Masalah ketiga, bagaimana menjelaskan kehendak amendemen kelima yang dilihat sebagai panasea dari tantangan-tantangan politik yang kita hadapi di sepanjang dua dekade Reformasi. Tantangan politik yang paling kerap diangkat oleh para penganjur amandemen demi GBHN ialah tiadanya kesinambungan dalam rangkaian agenda pembangunan bangsa kita, termasuk tiadanya koherensi agenda pembangunan antar sektor ekonomi, lintas daerah, antara pemerintah pusat dan daerah. Termasuk perilaku korupsi yang terus merajalela meski KPK jatuh bangun memberantasnya.

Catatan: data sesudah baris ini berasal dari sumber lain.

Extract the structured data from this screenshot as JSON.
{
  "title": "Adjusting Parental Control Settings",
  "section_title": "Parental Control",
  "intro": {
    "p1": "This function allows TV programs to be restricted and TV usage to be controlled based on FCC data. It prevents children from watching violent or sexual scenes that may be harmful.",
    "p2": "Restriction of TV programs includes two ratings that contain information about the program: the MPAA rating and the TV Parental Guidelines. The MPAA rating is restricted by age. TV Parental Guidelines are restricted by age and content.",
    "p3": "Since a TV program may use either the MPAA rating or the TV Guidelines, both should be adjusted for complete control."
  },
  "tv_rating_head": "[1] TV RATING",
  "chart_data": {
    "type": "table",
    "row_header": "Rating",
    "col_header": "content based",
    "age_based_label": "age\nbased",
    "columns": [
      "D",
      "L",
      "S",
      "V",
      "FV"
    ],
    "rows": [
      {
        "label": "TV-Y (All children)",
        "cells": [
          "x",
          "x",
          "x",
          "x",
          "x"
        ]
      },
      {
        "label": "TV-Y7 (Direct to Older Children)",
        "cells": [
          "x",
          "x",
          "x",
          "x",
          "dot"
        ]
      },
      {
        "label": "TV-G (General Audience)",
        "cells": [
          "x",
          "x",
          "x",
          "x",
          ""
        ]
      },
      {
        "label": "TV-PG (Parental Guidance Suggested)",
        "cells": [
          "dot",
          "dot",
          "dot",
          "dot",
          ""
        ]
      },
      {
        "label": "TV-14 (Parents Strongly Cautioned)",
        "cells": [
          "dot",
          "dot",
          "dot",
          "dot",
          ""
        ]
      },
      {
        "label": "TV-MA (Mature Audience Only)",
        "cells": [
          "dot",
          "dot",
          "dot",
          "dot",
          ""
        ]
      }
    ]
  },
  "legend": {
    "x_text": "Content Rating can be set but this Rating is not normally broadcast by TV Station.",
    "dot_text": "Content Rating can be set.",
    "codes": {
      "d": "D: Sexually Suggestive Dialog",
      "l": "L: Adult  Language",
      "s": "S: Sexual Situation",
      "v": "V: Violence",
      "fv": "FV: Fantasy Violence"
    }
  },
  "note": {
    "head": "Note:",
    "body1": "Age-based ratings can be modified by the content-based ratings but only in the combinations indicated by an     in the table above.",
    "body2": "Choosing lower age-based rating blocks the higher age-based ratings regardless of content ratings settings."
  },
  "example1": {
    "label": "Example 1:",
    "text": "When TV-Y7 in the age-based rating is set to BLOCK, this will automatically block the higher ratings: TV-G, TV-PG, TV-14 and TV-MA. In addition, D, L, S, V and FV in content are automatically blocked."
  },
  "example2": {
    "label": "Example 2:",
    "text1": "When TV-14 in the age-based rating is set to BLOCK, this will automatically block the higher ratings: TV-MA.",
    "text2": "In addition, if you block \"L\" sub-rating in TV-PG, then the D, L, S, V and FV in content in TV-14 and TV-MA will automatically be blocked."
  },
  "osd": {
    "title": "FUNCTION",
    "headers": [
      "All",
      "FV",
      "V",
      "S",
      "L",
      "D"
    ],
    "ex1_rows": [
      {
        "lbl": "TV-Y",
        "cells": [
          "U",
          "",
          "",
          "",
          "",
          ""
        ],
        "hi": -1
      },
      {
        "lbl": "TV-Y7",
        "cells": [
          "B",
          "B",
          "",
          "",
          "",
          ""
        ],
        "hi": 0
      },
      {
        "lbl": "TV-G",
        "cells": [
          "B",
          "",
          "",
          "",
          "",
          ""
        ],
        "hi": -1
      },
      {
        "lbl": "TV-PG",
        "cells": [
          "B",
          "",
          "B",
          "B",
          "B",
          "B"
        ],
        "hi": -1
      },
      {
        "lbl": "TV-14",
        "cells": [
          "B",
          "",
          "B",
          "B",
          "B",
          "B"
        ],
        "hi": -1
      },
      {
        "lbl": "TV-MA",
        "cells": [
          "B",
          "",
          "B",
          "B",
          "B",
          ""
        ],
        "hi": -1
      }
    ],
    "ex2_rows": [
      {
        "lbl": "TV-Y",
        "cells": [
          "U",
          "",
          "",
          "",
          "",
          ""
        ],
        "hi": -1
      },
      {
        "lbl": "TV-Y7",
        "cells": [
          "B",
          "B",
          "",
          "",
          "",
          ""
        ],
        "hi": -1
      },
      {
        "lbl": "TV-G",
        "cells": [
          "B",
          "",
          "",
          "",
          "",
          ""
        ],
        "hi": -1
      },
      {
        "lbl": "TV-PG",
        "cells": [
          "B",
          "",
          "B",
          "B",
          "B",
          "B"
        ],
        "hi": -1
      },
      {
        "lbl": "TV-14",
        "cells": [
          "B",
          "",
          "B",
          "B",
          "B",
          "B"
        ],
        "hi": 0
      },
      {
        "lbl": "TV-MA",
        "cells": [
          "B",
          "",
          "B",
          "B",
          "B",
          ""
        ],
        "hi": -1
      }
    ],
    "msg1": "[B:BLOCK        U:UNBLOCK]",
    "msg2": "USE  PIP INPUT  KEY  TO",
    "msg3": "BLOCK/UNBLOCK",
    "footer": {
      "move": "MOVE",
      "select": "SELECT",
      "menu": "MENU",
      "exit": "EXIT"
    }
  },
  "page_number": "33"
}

Di sini, kita perlu melakukan otokritik keras kepada kolektivitas politik kita, yaitu kebiasaan dan kemudahan melarikan diri dan/atau beralih pada solusi-solusi ad hoc secara yang menggampangkan masalah lantaran tak cukup fokus dan gigih menyelesaikan masalah-masalah konkret di depan mata. Dari rumusan ringkas permasalahan ini sudah terbaca, yang paling dibutuhkan bangsa kita bukanlah haluan-haluan besar yang sebetulnya sudah bisa diatasi dengan mengefektifkan atau mengoptimalkan RPJP-RPJM yang memang dirancang sebagai pengganti GBHN. Adalah meleset dan sudah pasti bersifat eskapis bahwa suatu himpunan garis-garis besar haluan negara diganti atau diperbaiki lagi-lagi dengan himpunan semacamnya.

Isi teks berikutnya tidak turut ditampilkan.